Argued October 18, 1937 Decided November 8, 1937
- Full case name: Bogardus v. Commissioner of Internal Revenue
- Citations: 302 U.S. 34 (more) 58 S. Ct. 61; 82 L. Ed. 32, 37-2 USTC (CCH) ¶ 9534; 19 A.F.T.R. 1195; 1937-2 C.B. 258

Case history
- Prior: Bogardus v. Helvering, 88 F.2d 646 (2d Cir. 1937); cert. granted, 301 U.S. 674 (1937).

Holding
- That a distribution of money by a corporation, by a resolution passed by the board of directors and stockholders, to the company's past and present employees who had no ties with the corporation, in recognition of their past service was a non-taxable gift which the company received no servers for so it was not "compensation for personal services".

Court membership
- Chief Justice Charles E. Hughes Associate Justices James C. McReynolds · Louis Brandeis George Sutherland · Pierce Butler Harlan F. Stone · Owen Roberts Benjamin N. Cardozo · Hugo Black

Case opinions
- Majority: Sutherland, joined by McReynolds, Butler, Roberts, Hughes
- Dissent: Brandeis, joined by Stone, Cardozo, Black

Laws applied
- 26 U.S.C. § 22

= Bogardus v.

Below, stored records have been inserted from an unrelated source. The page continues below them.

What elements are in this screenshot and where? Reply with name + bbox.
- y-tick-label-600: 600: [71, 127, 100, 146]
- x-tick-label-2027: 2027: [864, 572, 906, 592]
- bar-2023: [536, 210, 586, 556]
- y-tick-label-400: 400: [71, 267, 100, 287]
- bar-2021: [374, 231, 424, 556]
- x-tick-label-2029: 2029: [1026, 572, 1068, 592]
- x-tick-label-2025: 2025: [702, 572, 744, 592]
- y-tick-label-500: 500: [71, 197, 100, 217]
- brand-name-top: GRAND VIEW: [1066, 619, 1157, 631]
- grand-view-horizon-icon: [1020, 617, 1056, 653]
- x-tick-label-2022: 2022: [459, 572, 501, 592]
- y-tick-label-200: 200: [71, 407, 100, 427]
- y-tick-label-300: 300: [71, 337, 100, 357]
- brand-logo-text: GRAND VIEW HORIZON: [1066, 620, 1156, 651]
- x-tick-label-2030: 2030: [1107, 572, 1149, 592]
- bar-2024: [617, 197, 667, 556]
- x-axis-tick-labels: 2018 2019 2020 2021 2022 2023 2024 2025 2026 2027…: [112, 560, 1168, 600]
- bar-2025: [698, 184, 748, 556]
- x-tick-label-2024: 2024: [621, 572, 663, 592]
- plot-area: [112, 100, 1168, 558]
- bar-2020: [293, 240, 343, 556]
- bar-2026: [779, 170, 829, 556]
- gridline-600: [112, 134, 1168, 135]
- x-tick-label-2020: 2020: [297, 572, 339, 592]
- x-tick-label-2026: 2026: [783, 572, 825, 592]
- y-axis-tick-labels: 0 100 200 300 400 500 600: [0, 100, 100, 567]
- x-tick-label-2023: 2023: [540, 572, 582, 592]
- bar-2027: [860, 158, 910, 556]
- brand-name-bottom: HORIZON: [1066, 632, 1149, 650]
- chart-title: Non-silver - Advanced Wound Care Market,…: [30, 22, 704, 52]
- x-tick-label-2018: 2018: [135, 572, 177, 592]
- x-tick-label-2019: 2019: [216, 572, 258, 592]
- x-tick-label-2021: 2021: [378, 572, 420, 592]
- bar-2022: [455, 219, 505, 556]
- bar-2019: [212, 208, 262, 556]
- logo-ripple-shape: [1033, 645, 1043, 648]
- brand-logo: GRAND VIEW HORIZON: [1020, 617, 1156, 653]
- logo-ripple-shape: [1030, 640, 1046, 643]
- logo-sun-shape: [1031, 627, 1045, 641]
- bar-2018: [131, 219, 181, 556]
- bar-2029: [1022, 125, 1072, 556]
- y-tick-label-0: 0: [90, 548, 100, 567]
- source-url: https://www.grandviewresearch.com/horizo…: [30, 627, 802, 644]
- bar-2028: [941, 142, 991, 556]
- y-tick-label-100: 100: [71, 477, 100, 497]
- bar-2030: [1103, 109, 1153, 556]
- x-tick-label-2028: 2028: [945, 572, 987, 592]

Commissioner =

Bogardus v. Commissioner, 302 U.S. 34 (1937), was a United States Supreme Court case discussing, under United States tax law, how to distinguish compensation from tax-exempt gifts under § 102(a). It is notable (and thus appears frequently in law school casebooks) for the following holdings:

- A payment cannot be both "compensation for personal service" within the meaning of § 22(a) of the Revenue Act of 1928 and a "gift" under (b)(3) of the same section. Old Colony Trust Co. v. Commissioner, distinguished.
- Payments made to present and former employees of a corporation by its former stockholders, acting through a new corporation which had taken over part of the property of the other, HELD: not "compensation for personal services," taxable to the recipients as income under § 22(a) of the Revenue Act of 1928, but "gifts," exempted from taxation by subdivision (b)(3) of that section.

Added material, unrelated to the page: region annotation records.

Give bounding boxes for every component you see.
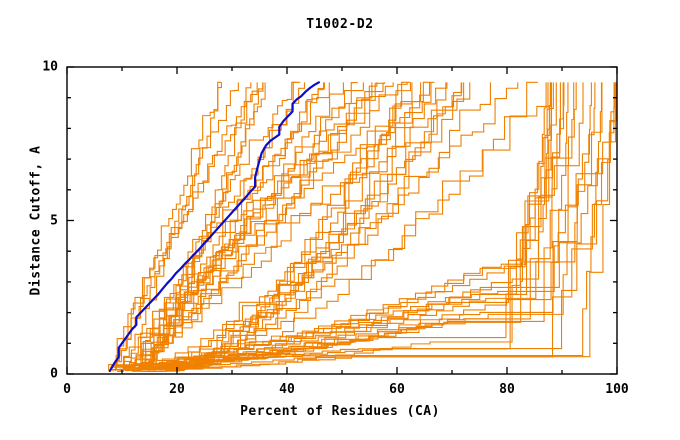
ensemble-curve [129,82,448,367]
ensemble-curves [108,81,617,373]
axis-ticks [66,66,618,375]
ensemble-curve [111,82,252,371]
x-tick-label: 100 [605,382,629,397]
y-tick-label: 10 [42,59,58,75]
page-title: T1002-D2 [306,17,374,32]
ensemble-curve [154,82,617,371]
x-axis-title: Percent of Residues (CA) [240,404,440,419]
ensemble-curve [111,82,264,366]
ensemble-curve [113,82,378,371]
ensemble-curve [162,82,554,367]
highlighted-model-curve [108,81,320,373]
x-tick-label: 40 [279,382,295,397]
y-axis-title: Distance Cutoff, A [28,145,44,296]
ensemble-curve [158,82,557,372]
ensemble-curve [124,82,617,370]
y-tick-label: 0 [50,366,58,382]
ensemble-curve [124,82,552,372]
ensemble-curve [156,82,577,367]
x-tick-label: 20 [169,382,185,397]
ensemble-curve [116,82,222,372]
ensemble-curve [127,82,384,370]
ensemble-curve [157,82,465,369]
x-tick-label: 0 [63,382,71,397]
ensemble-curve [124,82,596,367]
ensemble-curve [136,82,325,369]
y-tick-label: 5 [50,213,58,228]
ensemble-curve [108,81,222,372]
x-tick-label: 60 [389,382,405,397]
ensemble-curve [121,82,386,368]
ensemble-curve [144,82,373,369]
x-tick-label: 80 [499,382,515,397]
ensemble-curve [145,82,266,367]
ensemble-curve [140,81,297,365]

Nothing connected the donees (or the old corporation) to the donors (and their new corporation). The gifts were made, without any legal or moral obligation, not for any consideration or for services rendered, but as acts of spontaneous generosity in appreciation of past loyalty of the donees which had benefited the donors when stockholders of the older company.

- When the facts and circumstances prove an intent to make a gift, the erroneous use of the terms "honorarium" and "bonus" cannot convert the gift into a payment for services.
- A gift is no less a gift because inspired by gratitude for the past faithful service of the recipient.

==Issue==

Is a sum of money paid to former stockholders and employees compensation which is subject to Federal Income Tax or a gift that is exempt from taxes?

== Opinion of the Court ==
The term "gift" in §102(a) is largely to be defined by reference to the motives of the payor. If the payment, though voluntary, is "in return for services rendered," or proceeds from "the constraining force of any moral or legal duty," or anticipates a "benefit" to the payor, then it is taxable to the payee even if characterized as a "gift" by the payor.

On the other hand, if the payment proceeds from a "detached and disinterested generosity," if it is made "out of affection, respect ... or like impulses," then it is an excludable gift even though the relationship between payor and payee has previously been in a business context.